# Equal-I-Zer Hitch



## Mbrwr (Nov 12, 2011)

We are getting ready to head north and pick up our TT. As I mentioned in another thread we upgraded from a 2004 F-150 2X4 Gasser to a 2004 Dodge Ram 3500 2X4 Cummins Turbo Diesel w/ an 8' bed




























That oughta do the trick (I love that truck already).
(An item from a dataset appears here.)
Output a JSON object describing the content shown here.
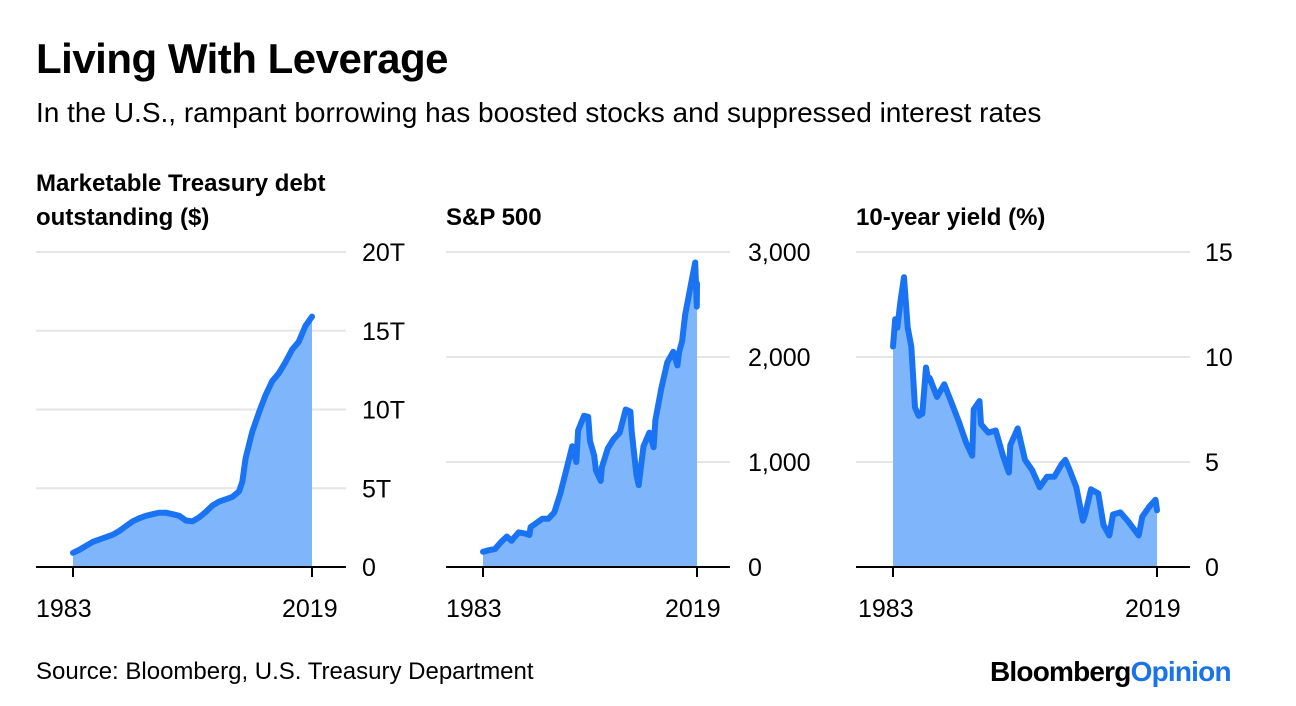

Anyway... I called and verified the Hitch we are getting: The Equal-i-zer

We've read about the Hensley Hitch and the Husky Center Line... and probably some others... but we've been assured that the Equal-i-zer is a very good hitch.

What say ye?


----------



## CamperAndy (Aug 26, 2004)

It is a very good hitch and extremely good for the money.


----------



## FLYakman (Jan 26, 2006)

I have had mine now for going on 5 years and it has performed perfectly. From time to time I do replace the the L brackets and pins but other than that it works great. I have the 1200/12000 lbs model. Have no evperience with any of the others you mentioned but I'm sure they do a goood job. Just very happy with the Equalizer for myself.


----------



## rdvholtwood (Sep 18, 2008)

I use the equal-i-zer and like it - their customer support is great....


----------



## desperado (Aug 21, 2011)

Mbrwr said:


> We are getting ready to head north and pick up our TT. As I mentioned in another thread we upgraded from a 2004 F-150 2X4 Gasser to a 2004 Dodge Ram 3500 2X4 Cummins Turbo Diesel w/ an 8' bed
> 
> 
> 
> ...


We have the same hitch and pull a 298RE no problem. you will love it.


----------



## john7349 (Jan 13, 2008)

Once you get over the noise aspect of the hitch, you will love it. (Noisy on turning when in a park for example).


----------



## duggy (Mar 17, 2010)

I've had mine for two seasons, and would buy one again, if I was doing it over. Simple hookup and works great.


----------



## W5CI (Apr 21, 2009)

The Equalizer is a Great setup, Just make sure you are getting the 4-Point, otherwise you wont have any sway control.
I didnt know the difference until i bought the 4-Point. they look almost the same and the dealer made me a deal and didnt tell me what the diff was. Good Luck.


----------



## Kevin K (Jan 31, 2011)

I had the Dealer setup the Equalizer the first time. The first trip was white knuckle the whole way. The second trip, after adjusting the equalizer, was much better. With a properly setup hitch and the diesel, your rig should be a pleasure to drive


----------



## cdn campers (Oct 31, 2011)

i have the e2 hitch i think it is made by eqalizer but am not sure . ihave the one rated for a 1000 pounds hitch weight. hope this is a good one think it has the 4 point sway control on it . ipaid 400.00 installed


----------



## WYOCAMPER (Mar 28, 2007)

Love it! Great hitch! I've had mine for a couple of years now and it has performed flawlessly. It's a great tool for control sway and weight distribution. Sounds like you are buying the TT from a dealer away from home? Be sure you know which model Equal-i-zer you are getting. You want to make sure you have enough hitch for your tongue weight AND trailer weight. I believe Equal-i-zer makes 4 or 5 different models:

http://www.equalizerhitch.com/productinfo/tech_specs.php


----------



## thefulminator (Aug 8, 2007)

We love ours.


----------



## Mbrwr (Nov 12, 2011)

Thanks for the replies. We got the 4 point and are half way from Ohio to Florida. So far it's been GREAT!


----------



## Collinsfam_WY (Nov 9, 2006)

Great hitch - love it. Dealer setup on my old F-150 was not good. Trip home was scary at times. After setting it up correctly - it has been just fantastic. Carry a can of white spray grease and give the friction points a blast on occasion to quiet down the hitch. After getting our F250, I again printed the instructions and followed them. Experience has been just as good as it was with the half ton. Thumbs up!

-CC


----------